We also have to approach this sequentially: First, compute the Shapley values for “No”, then concatenate “No” with the input, and compute the Shapley values for “,” (but without perturbing the “No” in the input.) And so on. This token-to-token attribution gives you a table of attributions. You can, for example, use software like Captum to achieve this.

If you check the figure above closely, you might spot a deviation from the strict token-to-token explainability. “Palm Coast” is a combination of 3 tokens, but appears only as 1 input. That’s something you can do with perturbation-based methods: simply group features and switch them on and off simultaneously. The Captum tutorial from which the image is from also shows an alternative to removing tokens that are “switched off”: For example, place names like “Palm Beach” are replaced with other place names. This fixes the implausible-sentence problem but also changes the interpretation.

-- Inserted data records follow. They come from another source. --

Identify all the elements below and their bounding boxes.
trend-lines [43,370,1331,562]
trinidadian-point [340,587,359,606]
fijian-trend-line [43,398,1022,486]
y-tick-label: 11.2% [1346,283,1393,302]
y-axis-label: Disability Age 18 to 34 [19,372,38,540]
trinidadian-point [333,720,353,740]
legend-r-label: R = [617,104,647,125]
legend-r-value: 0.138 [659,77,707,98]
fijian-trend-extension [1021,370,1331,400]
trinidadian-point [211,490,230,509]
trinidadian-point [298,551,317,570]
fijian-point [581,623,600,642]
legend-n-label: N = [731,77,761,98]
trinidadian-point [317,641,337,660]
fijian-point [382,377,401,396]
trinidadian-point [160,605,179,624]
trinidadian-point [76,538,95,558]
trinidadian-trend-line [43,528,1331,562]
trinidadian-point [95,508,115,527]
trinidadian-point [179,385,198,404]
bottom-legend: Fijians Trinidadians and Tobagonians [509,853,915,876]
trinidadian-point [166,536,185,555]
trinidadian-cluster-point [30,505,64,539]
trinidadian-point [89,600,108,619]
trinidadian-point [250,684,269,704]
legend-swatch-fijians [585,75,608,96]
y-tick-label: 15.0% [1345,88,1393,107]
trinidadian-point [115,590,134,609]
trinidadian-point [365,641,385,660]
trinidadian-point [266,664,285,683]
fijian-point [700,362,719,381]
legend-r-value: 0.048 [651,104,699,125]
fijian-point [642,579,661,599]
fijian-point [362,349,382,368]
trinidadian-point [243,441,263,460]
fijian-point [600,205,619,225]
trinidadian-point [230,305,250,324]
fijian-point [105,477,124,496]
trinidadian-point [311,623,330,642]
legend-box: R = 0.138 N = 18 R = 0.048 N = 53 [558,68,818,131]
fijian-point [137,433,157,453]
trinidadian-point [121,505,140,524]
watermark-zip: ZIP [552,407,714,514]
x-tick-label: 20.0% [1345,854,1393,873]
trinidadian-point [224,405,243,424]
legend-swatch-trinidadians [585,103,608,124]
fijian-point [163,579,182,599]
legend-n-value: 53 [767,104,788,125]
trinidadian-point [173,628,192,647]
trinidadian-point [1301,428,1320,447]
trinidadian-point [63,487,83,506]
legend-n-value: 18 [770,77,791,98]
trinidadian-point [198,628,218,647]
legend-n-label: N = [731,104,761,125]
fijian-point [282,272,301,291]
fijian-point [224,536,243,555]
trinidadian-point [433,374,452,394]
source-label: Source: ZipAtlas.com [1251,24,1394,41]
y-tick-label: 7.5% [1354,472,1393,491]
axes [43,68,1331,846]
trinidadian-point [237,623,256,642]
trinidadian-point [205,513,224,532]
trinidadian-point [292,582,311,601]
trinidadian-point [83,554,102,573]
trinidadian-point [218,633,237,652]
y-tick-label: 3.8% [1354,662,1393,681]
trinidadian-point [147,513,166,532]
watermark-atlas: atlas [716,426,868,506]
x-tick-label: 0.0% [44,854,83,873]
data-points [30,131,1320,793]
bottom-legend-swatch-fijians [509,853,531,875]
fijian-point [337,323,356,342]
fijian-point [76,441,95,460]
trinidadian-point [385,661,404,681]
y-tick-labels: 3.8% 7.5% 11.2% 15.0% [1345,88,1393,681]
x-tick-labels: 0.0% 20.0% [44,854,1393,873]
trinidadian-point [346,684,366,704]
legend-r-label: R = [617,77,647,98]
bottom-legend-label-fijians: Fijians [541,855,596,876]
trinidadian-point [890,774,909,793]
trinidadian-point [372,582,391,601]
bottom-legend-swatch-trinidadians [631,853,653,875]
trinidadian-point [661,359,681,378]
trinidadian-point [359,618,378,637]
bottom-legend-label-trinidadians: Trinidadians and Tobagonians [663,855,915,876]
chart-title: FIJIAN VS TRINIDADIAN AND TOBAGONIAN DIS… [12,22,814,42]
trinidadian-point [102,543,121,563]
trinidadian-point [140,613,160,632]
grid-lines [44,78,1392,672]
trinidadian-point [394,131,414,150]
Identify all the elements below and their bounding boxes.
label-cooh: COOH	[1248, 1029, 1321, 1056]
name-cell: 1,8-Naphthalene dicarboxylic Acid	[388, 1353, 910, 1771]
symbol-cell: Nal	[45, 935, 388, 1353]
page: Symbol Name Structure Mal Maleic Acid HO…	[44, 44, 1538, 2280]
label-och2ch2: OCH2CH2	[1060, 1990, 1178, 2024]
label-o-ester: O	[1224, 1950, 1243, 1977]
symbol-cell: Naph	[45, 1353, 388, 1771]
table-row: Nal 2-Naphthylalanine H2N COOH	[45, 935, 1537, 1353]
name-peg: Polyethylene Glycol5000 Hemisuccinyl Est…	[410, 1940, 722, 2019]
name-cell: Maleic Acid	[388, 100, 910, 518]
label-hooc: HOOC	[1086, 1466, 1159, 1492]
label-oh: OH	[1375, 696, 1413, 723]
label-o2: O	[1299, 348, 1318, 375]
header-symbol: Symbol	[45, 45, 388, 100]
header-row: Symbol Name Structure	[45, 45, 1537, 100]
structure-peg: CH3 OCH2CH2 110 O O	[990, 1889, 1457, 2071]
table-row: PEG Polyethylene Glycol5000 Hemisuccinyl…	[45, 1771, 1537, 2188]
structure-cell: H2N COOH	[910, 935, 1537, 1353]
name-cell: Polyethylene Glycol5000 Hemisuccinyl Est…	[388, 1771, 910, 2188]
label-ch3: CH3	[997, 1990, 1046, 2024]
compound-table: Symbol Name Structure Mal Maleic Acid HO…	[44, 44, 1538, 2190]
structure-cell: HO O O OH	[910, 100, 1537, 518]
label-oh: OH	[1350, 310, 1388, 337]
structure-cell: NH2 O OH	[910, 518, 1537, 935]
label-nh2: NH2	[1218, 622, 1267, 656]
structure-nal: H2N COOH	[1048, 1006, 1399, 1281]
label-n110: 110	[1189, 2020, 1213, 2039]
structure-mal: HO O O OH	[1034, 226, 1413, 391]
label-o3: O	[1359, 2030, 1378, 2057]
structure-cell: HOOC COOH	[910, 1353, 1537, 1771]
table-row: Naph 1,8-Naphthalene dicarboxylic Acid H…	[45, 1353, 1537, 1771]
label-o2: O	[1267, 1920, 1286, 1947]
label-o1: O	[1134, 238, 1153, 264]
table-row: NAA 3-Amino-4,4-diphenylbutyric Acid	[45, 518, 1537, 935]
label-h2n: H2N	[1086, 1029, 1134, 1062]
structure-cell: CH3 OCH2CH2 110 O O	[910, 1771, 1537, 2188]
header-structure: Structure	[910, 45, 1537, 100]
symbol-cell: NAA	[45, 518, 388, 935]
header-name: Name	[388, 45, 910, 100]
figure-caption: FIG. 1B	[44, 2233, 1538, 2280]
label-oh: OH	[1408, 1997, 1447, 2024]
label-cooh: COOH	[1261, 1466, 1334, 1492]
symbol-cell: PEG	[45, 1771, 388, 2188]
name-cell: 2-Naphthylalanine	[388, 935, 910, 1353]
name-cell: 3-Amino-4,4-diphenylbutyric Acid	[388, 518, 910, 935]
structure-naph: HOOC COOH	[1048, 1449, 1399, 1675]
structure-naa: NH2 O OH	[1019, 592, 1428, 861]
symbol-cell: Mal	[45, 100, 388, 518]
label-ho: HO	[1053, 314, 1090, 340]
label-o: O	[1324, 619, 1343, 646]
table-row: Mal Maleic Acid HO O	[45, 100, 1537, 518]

By playing around with the replacement tokens, we can get very creative. For example, depending on the use case, you might group entire input sentences or even paragraphs to compute their joint impact on the output. The choice of replacement snippets allows you to steer the model interpretation. I used a similar strategy to win in a machine learning competition that was focused on interpretability, the water supply forecasting competition (this was on tabular data, though).
All in all, we can definitely use good old interpretability methods for explaining LLM outputs. It can get expensive and a bit tricky, especially with closed LLMs, but it’s feasible.




Thanks for your post. It was a great one. Recently, we have done a couple of research projects to extend LIME-based approaches for LLMs. You can see the results here:
https://arxiv.org/pdf/2505.21657
We also expanded it for an image editing scenario
https://arxiv.org/pdf/2412.16277
https://www.kaggle.com/code/zeinabdehghani/explain-gemini-image-editing-with-smile
I really like the idea of LLMs as classifiers! Would kv caching help here at all with previously predicted tokens?
I would like to shamefully plug my own work as well, I have a paper in TMLR showing how to find an exactly equivalent linear system that reproduces a given next token prediction in models like Gemma 3 and Qwen 3. This gives you linear token contributions that exactly reproduce the predicted output embedding. It’s nice because there is no approximation error like in Shap.
https://arxiv.org/abs/2505.24293
Thank you for all of the books and posts over the years!